One of the more-recent terms being tossed about in the telecom trade press is that of cord cutters. It is being applied in particular to cable customers that terminate their cable service, including TV and broadband, in preference for some alternative. There are not many alternatives. For TV it is OTA (over the air) broadcast, satellite and, in a minority of cases, telco fibre such as Verizon FiOS.
The questions are whether the phenomenon is real and, if it is real, is it significant? To date the number of these cord cutters is deemed to be small since the quarter-to-quarter downward move is vanishingly small. Yet it is not this small drop that is the question, since it could be a statistical blip or a temporary impact of the recession, but rather that the growth has vanished. Growth matters since that is what investors want, generally preferring that (if the choice must be made) over flat but reliable dividends.

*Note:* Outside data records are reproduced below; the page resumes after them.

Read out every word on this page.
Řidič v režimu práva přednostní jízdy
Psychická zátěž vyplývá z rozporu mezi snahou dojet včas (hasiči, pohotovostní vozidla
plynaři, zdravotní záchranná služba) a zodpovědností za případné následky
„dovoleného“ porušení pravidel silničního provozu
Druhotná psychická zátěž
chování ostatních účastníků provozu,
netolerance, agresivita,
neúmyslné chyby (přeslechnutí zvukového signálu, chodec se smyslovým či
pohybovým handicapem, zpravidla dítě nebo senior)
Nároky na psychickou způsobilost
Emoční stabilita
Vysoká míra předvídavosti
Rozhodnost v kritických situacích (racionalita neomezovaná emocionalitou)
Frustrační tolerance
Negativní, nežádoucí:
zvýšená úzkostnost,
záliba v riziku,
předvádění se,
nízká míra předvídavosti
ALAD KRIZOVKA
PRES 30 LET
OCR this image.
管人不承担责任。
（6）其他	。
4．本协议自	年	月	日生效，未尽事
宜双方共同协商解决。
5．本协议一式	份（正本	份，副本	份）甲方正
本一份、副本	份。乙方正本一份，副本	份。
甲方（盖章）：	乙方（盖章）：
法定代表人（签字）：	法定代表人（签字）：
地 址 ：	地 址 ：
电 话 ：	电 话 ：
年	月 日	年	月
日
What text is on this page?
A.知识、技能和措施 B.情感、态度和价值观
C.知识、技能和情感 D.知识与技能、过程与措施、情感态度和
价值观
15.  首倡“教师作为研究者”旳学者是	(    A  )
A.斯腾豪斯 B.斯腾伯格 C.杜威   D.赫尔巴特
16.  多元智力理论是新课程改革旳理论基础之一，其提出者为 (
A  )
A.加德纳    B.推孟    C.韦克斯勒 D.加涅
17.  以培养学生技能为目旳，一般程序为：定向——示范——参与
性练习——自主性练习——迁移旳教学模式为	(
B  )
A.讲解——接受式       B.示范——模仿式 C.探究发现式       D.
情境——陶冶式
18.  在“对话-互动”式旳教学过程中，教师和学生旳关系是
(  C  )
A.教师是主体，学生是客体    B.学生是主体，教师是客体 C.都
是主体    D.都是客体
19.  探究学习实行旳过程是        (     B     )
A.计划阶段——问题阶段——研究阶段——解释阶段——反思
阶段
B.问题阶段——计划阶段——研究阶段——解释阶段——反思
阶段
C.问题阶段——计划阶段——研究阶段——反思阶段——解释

Cable TV has certainly reached market saturation years ago, so that it can only move higher as the population grows; it can also rise if service were to be extended to more rural areas, but this is unlikely to ever occur. In other words, it is the cable companies' business to lose, just as telephony has played the same role for the telephone companies. With growth in raw subscriber numbers stalled, cable growth must come from increased ARPU (average revenue per user). The required growth has at different times in the past been satisfied with incremental channel tiers, PPV (pay per view), broadband and telephony. PPV is under threat from the likes of Netflix streaming entertainment, telephony continues to grow a slow place, while fibre, DSL and especially wireless are increasingly meeting the needs of bandwidth-hungry consumers. It appears that this is one of Comcast's motivations in their current dispute with Level 3, even as it pushing to consummate the deal to purchase NBC Universal to gain control over the content their competitors need.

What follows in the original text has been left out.